Interesting. However, the man page on Leopard still doesn't mention
anything about this capability, although if you give it just the
"right" invalid syntax (or "arch -h"), the usage will give you limited
information on this feature. Is this documented anywhere?
I really am trying to be diligent about searching around and figuring
things out on my own before posting here, but this seems to be another
one of these hidden features which I would never have been able to
discover by following any of the standard "read the documentation that
came with the software" or "read the man page" mantras, not unlike the
@loader_path and @rpath options.
I suppose this "arch" trick might be useful if I were building a PPC-
only executable from an Intel machine running Leopard, but it
obviously doesn't help me at all when I'm building for Intel on a
PowerPC machine. There still seems to be a crack in Xcode's "build on
any architecture for any architecture" theory.

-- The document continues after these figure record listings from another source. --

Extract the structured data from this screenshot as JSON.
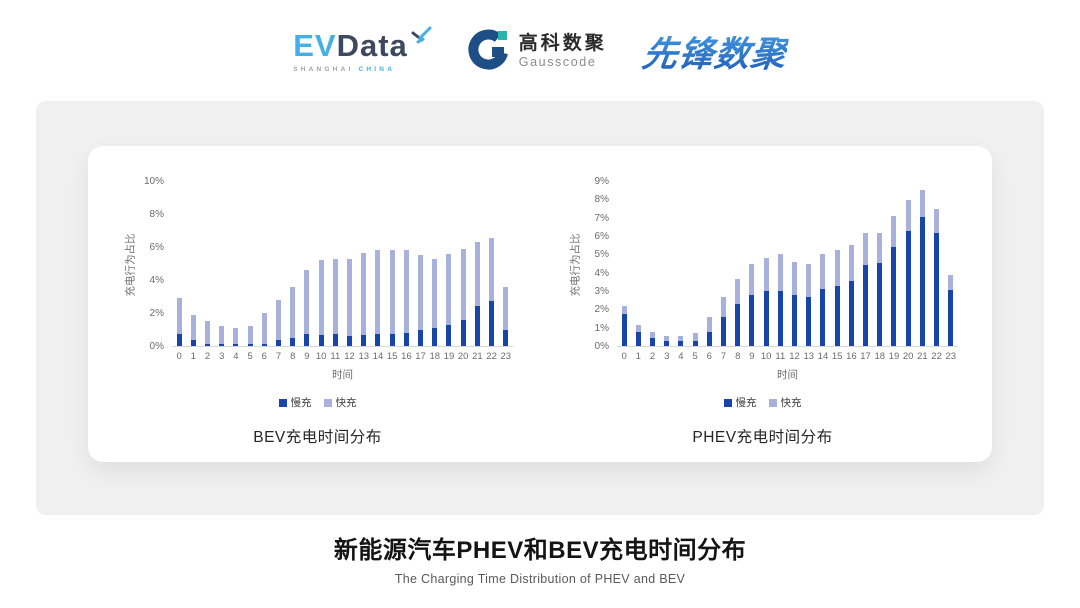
{
  "header": {
    "evdata": {
      "part1": "EV",
      "part2": "Data",
      "tagline_left": "SHANGHAI",
      "tagline_right": "CHINA"
    },
    "gausscode": {
      "name_cn": "高科数聚",
      "name_en": "Gausscode"
    },
    "pioneer": {
      "name": "先锋数聚"
    }
  },
  "chart_data": [
    {
      "type": "bar",
      "stacked": true,
      "title": "BEV充电时间分布",
      "xlabel": "时间",
      "ylabel": "充电行为占比",
      "categories": [
        0,
        1,
        2,
        3,
        4,
        5,
        6,
        7,
        8,
        9,
        10,
        11,
        12,
        13,
        14,
        15,
        16,
        17,
        18,
        19,
        20,
        21,
        22,
        23
      ],
      "series": [
        {
          "name": "慢充",
          "color": "#1745a8",
          "values": [
            0.7,
            0.35,
            0.15,
            0.1,
            0.1,
            0.1,
            0.15,
            0.35,
            0.5,
            0.7,
            0.65,
            0.7,
            0.6,
            0.65,
            0.7,
            0.7,
            0.8,
            1.0,
            1.1,
            1.3,
            1.6,
            2.4,
            2.75,
            0.95
          ]
        },
        {
          "name": "快充",
          "color": "#a8b0dc",
          "values": [
            2.2,
            1.55,
            1.35,
            1.1,
            1.0,
            1.1,
            1.85,
            2.45,
            3.05,
            3.9,
            4.55,
            4.55,
            4.65,
            5.0,
            5.1,
            5.1,
            5.05,
            4.5,
            4.2,
            4.3,
            4.3,
            3.9,
            3.8,
            2.6
          ]
        }
      ],
      "ylim": [
        0,
        10
      ],
      "ytick_step": 2,
      "ytick_suffix": "%",
      "grid": false,
      "legend_position": "bottom"
    },
    {
      "type": "bar",
      "stacked": true,
      "title": "PHEV充电时间分布",
      "xlabel": "时间",
      "ylabel": "充电行为占比",
      "categories": [
        0,
        1,
        2,
        3,
        4,
        5,
        6,
        7,
        8,
        9,
        10,
        11,
        12,
        13,
        14,
        15,
        16,
        17,
        18,
        19,
        20,
        21,
        22,
        23
      ],
      "series": [
        {
          "name": "慢充",
          "color": "#1745a8",
          "values": [
            1.75,
            0.75,
            0.45,
            0.25,
            0.25,
            0.3,
            0.75,
            1.6,
            2.3,
            2.8,
            3.0,
            3.0,
            2.8,
            2.65,
            3.1,
            3.25,
            3.55,
            4.4,
            4.55,
            5.4,
            6.25,
            7.05,
            6.15,
            3.05
          ]
        },
        {
          "name": "快充",
          "color": "#a8b0dc",
          "values": [
            0.45,
            0.4,
            0.3,
            0.3,
            0.3,
            0.4,
            0.85,
            1.1,
            1.35,
            1.7,
            1.8,
            2.0,
            1.8,
            1.85,
            1.9,
            2.0,
            1.95,
            1.75,
            1.6,
            1.7,
            1.7,
            1.45,
            1.3,
            0.8
          ]
        }
      ],
      "ylim": [
        0,
        9
      ],
      "ytick_step": 1,
      "ytick_suffix": "%",
      "grid": false,
      "legend_position": "bottom"
    }
  ],
  "footer": {
    "title": "新能源汽车PHEV和BEV充电时间分布",
    "subtitle": "The Charging Time Distribution of PHEV and BEV"
  },
  "colors": {
    "slow_charge": "#1745a8",
    "fast_charge": "#a8b0dc",
    "panel_bg": "#f0f0f0",
    "card_bg": "#ffffff",
    "axis_text": "#6b6b6b",
    "evdata_light_blue": "#45b0e6",
    "evdata_dark": "#3d4a5d",
    "gausscode_blue": "#1d4e86",
    "gausscode_teal": "#27b5ad",
    "pioneer_blue": "#2b79cf"
  }
}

You could use lipo to extract the PPC portion of the binary which
then (of course) has to be run through Rosetta on Intel boxen.
Yeah, I suppose I could do something even more complicated, depending
on the architecture on which I'm building. But that's not exactly
what I was hoping for. I just want to be able to link and load a
third-party framework from my bundle without becoming an expert on all
these low-level tools and the inner workings of the dynamic linker.
That's why I'm using an IDE in the first place.